There is so much good to talk about when it comes to setting sail. You and your crew pilot a sloop, a brigand, or a full-sized galleon, and you have to do a lot to make it work. The anchor, the angle of the sails, how full the sails are, the direction of the wind, the chance of harsh weather, the constellations in the sky, the relation of you to the map down in the lower decks, where you have to communicate with your team where to go, the crow’s nest which gives some of the most beautiful views in the game; it all adds up to an incredible navigation experience.
But for what? Like I said before, you gather treasure chests of gold and return them. Mere fetch quests. There are different alliances on the ocean, and doing quests for them increases their reptutation…but for what? More cosmetic options. One alliance is no more or less convincing to join and feel an in-group relationship with than any other.

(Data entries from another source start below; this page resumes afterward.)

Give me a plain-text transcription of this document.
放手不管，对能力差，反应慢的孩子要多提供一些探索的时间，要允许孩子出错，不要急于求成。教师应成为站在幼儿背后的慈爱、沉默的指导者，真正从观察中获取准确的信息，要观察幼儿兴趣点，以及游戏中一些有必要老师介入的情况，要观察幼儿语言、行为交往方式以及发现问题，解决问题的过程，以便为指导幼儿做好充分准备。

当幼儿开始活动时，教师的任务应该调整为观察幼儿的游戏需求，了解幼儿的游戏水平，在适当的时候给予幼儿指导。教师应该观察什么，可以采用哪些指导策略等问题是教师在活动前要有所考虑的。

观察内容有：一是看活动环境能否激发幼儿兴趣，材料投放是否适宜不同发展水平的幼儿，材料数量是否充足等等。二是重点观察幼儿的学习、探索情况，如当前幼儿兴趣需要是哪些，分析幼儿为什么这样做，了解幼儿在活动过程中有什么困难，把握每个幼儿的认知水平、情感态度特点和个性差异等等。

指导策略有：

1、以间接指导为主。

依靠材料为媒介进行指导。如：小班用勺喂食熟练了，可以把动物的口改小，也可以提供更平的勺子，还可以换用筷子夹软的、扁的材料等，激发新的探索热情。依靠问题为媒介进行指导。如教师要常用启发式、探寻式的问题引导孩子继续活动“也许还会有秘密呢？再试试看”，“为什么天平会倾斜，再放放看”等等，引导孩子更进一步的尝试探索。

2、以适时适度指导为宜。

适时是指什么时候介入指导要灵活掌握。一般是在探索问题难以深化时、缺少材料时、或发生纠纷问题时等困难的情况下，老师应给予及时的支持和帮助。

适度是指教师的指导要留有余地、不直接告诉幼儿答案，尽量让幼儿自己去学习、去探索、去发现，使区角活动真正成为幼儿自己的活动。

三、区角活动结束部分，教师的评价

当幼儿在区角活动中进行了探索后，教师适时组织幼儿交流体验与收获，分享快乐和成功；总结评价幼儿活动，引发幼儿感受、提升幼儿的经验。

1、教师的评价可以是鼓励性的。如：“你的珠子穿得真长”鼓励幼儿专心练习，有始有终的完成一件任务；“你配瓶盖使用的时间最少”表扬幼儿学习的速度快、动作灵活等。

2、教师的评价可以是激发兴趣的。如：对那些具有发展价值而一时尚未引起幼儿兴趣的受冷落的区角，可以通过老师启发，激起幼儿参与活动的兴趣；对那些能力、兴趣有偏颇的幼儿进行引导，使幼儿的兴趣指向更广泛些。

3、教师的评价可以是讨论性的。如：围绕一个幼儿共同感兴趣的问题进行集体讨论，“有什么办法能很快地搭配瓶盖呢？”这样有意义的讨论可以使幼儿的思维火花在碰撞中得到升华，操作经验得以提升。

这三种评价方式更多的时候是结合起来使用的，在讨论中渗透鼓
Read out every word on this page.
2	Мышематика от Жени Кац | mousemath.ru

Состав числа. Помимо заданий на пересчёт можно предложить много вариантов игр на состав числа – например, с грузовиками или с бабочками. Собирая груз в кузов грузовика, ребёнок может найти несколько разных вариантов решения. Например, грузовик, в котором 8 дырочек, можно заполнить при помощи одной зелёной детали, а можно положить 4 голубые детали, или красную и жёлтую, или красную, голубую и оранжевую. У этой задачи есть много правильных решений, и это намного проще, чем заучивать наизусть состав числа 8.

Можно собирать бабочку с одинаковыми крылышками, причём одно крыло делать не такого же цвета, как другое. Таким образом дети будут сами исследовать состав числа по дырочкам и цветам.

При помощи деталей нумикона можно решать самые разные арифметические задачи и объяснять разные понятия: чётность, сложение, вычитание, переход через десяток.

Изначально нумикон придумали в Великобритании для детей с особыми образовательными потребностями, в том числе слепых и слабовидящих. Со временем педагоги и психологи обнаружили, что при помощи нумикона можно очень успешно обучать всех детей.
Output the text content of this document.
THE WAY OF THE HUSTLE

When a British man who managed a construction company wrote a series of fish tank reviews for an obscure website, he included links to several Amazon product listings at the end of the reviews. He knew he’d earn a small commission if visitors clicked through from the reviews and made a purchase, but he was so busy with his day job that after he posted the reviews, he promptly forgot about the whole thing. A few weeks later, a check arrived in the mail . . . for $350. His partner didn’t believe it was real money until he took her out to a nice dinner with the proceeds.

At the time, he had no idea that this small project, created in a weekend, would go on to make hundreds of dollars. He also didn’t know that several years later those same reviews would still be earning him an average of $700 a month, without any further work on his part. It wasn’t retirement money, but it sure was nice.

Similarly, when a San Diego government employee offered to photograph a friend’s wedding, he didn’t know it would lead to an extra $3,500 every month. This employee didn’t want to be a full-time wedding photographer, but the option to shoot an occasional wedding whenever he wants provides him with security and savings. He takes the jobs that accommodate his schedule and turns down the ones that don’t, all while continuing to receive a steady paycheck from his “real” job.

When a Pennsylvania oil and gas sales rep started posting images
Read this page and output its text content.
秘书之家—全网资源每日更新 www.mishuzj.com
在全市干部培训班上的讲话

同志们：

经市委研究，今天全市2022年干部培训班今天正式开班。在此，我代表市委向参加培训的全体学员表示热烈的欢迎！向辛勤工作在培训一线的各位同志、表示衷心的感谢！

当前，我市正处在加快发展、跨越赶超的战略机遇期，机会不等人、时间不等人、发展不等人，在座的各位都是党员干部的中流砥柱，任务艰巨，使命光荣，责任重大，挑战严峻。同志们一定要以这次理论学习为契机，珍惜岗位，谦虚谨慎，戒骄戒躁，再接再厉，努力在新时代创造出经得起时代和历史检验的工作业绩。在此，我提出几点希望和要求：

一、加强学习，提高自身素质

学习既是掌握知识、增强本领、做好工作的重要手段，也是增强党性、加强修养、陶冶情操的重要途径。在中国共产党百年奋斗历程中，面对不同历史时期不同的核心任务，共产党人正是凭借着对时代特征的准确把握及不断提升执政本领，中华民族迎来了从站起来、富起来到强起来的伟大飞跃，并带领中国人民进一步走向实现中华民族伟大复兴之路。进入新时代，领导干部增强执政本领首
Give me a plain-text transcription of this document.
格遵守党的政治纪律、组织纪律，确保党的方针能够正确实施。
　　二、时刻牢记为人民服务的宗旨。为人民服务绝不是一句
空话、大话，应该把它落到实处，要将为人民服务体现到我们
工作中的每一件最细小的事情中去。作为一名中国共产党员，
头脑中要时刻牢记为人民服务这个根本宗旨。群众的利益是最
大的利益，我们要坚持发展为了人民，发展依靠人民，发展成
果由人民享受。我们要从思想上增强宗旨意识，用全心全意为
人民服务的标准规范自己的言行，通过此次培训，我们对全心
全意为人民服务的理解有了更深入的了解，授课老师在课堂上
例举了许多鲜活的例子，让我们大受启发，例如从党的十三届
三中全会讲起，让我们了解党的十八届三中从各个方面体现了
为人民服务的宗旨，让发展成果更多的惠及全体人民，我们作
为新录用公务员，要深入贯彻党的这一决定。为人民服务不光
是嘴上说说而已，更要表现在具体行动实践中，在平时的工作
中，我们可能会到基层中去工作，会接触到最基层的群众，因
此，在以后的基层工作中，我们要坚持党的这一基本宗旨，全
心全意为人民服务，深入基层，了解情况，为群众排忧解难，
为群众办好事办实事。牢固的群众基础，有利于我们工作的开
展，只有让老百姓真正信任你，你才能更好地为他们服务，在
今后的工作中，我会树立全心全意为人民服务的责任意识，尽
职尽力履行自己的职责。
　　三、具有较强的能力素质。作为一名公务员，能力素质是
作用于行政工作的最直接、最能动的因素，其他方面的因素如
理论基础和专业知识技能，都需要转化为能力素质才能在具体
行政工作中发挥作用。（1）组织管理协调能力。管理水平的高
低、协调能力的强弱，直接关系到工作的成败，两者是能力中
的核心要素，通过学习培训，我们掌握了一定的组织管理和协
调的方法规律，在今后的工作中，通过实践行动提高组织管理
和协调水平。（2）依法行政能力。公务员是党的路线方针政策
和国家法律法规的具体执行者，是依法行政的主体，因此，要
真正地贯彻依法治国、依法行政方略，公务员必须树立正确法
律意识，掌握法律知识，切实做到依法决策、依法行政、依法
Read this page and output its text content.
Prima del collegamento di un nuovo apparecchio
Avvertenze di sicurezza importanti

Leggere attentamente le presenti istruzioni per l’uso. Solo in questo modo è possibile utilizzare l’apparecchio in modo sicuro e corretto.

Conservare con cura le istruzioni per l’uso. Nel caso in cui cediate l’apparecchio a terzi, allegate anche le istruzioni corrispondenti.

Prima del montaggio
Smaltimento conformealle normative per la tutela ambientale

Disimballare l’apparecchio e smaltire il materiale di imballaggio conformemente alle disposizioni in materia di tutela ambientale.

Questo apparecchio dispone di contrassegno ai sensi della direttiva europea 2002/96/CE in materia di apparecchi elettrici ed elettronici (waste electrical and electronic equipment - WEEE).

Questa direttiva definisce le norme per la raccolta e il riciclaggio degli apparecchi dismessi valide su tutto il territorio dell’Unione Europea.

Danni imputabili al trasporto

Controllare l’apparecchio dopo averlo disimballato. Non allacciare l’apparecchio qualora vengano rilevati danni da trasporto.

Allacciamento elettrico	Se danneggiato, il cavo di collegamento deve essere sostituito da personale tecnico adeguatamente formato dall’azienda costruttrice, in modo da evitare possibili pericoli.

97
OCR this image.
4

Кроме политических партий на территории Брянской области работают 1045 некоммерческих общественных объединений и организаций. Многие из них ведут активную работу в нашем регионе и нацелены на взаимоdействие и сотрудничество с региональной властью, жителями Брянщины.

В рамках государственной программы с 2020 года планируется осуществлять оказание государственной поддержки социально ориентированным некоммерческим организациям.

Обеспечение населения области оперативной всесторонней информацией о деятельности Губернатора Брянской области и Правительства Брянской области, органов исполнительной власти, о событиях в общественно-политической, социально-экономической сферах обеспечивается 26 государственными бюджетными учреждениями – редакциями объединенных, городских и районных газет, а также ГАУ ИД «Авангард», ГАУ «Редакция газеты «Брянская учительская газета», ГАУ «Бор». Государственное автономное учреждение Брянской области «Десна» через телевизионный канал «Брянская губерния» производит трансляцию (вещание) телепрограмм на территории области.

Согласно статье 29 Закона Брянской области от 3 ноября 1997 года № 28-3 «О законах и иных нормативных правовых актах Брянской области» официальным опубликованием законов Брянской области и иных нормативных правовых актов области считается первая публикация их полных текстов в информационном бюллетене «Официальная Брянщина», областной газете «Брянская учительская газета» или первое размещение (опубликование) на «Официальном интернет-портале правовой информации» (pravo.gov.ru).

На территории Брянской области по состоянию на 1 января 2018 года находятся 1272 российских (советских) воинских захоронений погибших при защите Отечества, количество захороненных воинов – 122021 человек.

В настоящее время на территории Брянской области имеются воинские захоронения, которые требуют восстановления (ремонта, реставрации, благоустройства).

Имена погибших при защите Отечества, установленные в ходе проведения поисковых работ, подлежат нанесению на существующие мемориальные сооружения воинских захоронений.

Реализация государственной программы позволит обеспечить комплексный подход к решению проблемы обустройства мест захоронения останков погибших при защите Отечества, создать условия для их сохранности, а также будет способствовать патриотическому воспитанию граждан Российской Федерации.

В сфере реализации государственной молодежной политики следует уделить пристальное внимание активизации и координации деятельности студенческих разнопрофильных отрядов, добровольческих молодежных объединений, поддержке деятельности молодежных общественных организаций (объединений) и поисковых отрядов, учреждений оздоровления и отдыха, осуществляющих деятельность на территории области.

When flying a banner on your ship, it should feel like a commitment. Instead, it feels like clothing for a day at school. The lack of voice acting, the lack of legends or lore, the lack of a rich campaign to introduce us to the world, the lack of any legends or major characters to anchor us to islands or environments. It all adds up.
Real opportunities are flat out missing in the beginning of the game. You are simply given a boat, when we all know that the quest for Luke and Obi-Wan Kenobi to find a ship at the beginning of Star Wars was no small undertaking. Why not give a crew a measly sloop at the beginning, regardless of crew size, in order to build incentives to invest into something larger?
Why is there a completed map for pirates at the beginning of the game? What explorer was given a map with everything already marked? Why not have a total fog of war on the map and only reveal what they have seen? The whole point of the ocean in the sailing ages was not knowing just how far it was until land would be in sight. Navigation was dramatically important specifically because human perception could not handle the flatness of the water. In Sea of Thieves, I don’t think I have encountered a single moment where no land was in sight. At all times, there is some coastline along the horizon.
I experienced a greater haunting and fear in Outer Wilds, a game that does Sea of Thieves better than Sea of Thieves does itself, albeit in a different genre. When you explore planets, you have absolutely no idea what to expect, and the terror involved (especially in Dark Bramble) was enough to make me stop playing the game for a week, because I did not want to go back to that place. If you have played it, you know that the Dark Bramble places you in a milky whiteness, with specks of light in the distance, and you do not know whether the specks are the way out, or the beholder of a horrific abomination that can eat you.
It ate me.
That is what Sea of Thieves needs. It needs consequences and real mystery. It needs progress and setbacks. It needs not only to understand the visual aesthetic of the ocean, but it needs to address the deeper and almost suicidal need for the ocean, whatever the cost.
One could argue that Sea of Thieves is not going for that type of tone, that its levity and happiness is as deep as the grog pint you drink from. But I would say that to express that sort of optimism about the water is to be uninformed of what nature is at all. It’s indifference to us, as Werner Herzog has tried to explain again and again, is what gives us the desire to go and overlay our stories onto it. It is the difference between the real, the imaginary, and the symbolic, all psychoanalytic terms easily applied to the ocean. This is what the ocean does to us, and no amount of Disney-fication can make me forget that.